Studi yang dilakukan oleh Panagiotopoulos et al meneliti pasien dengan nefritis lupus (LN) yang didiagnosis antara tahun 1992 dan 2021, kemudian menilai kejadian flare ginjal selama dilakukannya penurunan dosis dan penghentian imunosupresan (IS).
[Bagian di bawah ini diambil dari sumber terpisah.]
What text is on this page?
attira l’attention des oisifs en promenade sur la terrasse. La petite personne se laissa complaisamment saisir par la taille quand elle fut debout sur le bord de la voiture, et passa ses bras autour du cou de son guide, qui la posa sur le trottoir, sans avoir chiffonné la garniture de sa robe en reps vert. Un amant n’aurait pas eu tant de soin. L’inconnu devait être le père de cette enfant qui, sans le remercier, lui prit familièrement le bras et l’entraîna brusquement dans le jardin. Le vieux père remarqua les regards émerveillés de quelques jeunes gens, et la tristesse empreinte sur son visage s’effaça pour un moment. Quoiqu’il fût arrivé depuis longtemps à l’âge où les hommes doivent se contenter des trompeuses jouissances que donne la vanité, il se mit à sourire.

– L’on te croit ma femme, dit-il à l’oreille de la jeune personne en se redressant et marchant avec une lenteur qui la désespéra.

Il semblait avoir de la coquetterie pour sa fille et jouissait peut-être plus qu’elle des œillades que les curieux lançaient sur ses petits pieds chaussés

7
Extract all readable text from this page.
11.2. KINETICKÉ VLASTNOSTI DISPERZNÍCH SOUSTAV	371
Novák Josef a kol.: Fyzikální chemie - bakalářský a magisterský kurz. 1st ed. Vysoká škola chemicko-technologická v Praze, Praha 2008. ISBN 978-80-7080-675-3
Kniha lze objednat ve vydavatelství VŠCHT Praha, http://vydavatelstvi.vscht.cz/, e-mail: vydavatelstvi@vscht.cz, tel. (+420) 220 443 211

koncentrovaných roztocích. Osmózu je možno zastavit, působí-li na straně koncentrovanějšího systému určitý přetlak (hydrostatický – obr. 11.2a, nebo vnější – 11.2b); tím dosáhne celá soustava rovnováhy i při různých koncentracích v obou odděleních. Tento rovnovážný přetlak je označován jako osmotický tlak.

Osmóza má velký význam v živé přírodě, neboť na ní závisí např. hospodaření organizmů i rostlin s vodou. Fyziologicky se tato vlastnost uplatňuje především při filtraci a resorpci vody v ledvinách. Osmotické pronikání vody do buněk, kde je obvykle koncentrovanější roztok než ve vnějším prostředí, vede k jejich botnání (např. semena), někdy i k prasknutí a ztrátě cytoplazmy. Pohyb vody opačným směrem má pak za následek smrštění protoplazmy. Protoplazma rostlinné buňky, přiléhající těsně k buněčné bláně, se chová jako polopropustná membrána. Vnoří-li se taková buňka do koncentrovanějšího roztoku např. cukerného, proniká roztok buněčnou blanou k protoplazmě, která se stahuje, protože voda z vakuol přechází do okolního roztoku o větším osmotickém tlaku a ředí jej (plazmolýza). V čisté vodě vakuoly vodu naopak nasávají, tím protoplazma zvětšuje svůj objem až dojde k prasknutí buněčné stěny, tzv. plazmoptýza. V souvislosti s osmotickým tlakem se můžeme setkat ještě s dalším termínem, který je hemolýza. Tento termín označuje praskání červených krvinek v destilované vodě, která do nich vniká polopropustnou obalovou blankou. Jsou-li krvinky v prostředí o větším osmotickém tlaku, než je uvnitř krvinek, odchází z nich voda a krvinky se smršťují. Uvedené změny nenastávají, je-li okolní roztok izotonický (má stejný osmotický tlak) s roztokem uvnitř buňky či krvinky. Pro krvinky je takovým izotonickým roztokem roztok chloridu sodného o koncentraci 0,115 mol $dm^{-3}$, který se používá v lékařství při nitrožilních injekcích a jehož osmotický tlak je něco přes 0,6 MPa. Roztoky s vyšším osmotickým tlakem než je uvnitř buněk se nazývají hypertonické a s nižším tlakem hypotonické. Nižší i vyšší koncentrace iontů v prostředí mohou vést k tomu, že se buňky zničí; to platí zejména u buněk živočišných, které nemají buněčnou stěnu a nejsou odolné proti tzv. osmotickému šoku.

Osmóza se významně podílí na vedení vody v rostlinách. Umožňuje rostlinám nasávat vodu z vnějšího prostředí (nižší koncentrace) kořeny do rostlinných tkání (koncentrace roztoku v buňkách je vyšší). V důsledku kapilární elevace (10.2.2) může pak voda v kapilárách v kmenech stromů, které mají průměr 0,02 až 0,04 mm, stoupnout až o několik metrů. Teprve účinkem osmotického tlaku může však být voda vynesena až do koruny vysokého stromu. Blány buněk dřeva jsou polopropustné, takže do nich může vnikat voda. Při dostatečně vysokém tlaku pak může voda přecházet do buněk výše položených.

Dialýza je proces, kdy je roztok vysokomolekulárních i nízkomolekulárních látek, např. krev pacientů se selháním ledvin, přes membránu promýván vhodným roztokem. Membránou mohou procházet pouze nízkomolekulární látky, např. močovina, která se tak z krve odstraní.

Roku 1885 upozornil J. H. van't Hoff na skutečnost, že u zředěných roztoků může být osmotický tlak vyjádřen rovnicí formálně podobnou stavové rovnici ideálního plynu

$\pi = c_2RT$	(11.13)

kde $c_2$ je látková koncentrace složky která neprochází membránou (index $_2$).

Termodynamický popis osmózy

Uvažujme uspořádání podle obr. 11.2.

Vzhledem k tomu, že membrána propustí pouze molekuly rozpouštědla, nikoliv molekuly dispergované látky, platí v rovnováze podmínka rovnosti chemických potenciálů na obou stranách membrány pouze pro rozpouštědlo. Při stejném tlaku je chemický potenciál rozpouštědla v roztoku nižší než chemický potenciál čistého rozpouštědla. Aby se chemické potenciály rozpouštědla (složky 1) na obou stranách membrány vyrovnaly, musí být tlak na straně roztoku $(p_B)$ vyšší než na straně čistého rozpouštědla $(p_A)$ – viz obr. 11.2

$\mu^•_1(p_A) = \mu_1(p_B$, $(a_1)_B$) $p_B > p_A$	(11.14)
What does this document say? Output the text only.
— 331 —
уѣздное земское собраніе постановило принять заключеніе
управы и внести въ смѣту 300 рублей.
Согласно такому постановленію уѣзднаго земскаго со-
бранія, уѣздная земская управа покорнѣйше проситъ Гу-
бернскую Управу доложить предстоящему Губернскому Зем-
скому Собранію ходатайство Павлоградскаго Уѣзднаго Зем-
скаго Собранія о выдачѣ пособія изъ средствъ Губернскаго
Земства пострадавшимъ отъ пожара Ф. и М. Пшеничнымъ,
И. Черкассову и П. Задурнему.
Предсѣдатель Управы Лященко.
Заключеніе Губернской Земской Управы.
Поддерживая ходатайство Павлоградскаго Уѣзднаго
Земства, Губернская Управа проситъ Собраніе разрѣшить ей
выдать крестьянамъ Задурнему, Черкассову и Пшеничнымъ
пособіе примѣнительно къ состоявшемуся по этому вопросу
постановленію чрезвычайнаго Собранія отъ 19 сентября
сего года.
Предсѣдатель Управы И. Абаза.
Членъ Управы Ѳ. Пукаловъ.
Penelitian ini menunjukkan bahwa tercapainya early complete renal response, penggunaan hidroksiklorokuin yang persisten, dan pemeliharaan low disease activity yang optimal selama masa follow-up penurunan dosis dan penghentian IS adalah hal yang fundamental dalam pengobatan LN. Penulis juga menemukan bahwa outcome renal jangka panjang berkaitan dengan kejadian flare ginjal selama penurunan dosis IS.
Tujuan:
Durasi optimal pengobatan imunosupresan (IS) untuk nefritis lupus (LN) masih belum pasti. Peneliti menilai prevalensi dan prediktor penurunan dosis (tapering) dan penghentian (discontinuation atau D/C) IS pada pasien LN.
Metode:
Data dari 137 pasien kohort LN dianalisis. Peneliti menganalisis faktor-faktor yang mempengaruhi kejadian flare selama tapering dan setelah penghentian IS, pencapaian D/C dan waktu menuju D/C, serta outcome jangka panjang yang merugikan dengan menerapkan model regresi logistik dan linear.
Hasil:
Penurunan dosis IS dilakukan pada 111 (81%) pasien, dan D/C IS tercapai pada 67,5% pasien. Waktu yang lebih lama untuk mencapai complete renal response (CR) (OR: 1,07, p=0,046) dan SLEDAI-2K yang lebih tinggi pada inisiasi tapering (OR: 2,57, p=0,008) berhubungan dengan peningkatan risiko flare ginjal selama tapering. Penggunaan hidroksiklorokuin yang persisten (≥2/3 dari follow-up) (OR: 0,28, p=0,08) dan SLEDAI-2K yang lebih rendah 12 bulan sebelum D/C IS (OR: 1,70, p=0,013) mengurangi risiko flare pasca penghentian IS. Outcome buruk (penurunan eGFR >30%, penyakit ginjal kronis, penyakit ginjal stadium akhir, kematian) pada akhir masa follow-up (median 124 bulan) lebih sering terjadi pada pasien yang flare selama tapering IS (53% vs 16%, p<0,0038), namun tidak ada perbedaan antara pasien yang berhasil dan tidak berhasil menghentikan IS. Pada LN proliferatif, perbedaan-perbedaan tersebut serupa dengan seluruh kohort, kecuali untuk waktu D/C IS, yang terjadi 20 bulan lebih awal pada LN membranosa dibandingkan LN proliferatif (β-koef=-19,8, p=0,014).
Kesimpulan:
Tercapainya complete renal response lebih awal dan SLEDAI-2K yang lebih rendah pada awal tapering mencegah flare selama tapering IS. Penggunaan hidroksiklorokuin yang persisten dan SLEDAI-2K yang lebih rendah 12 bulan sebelum penghentian IS mencegah flare pasca penghentian IS. Flare selama tapering meningkatkan risiko outcome jangka panjang yang buruk. Penghentian IS lebih awal dapat dilakukan pada LN membranosa.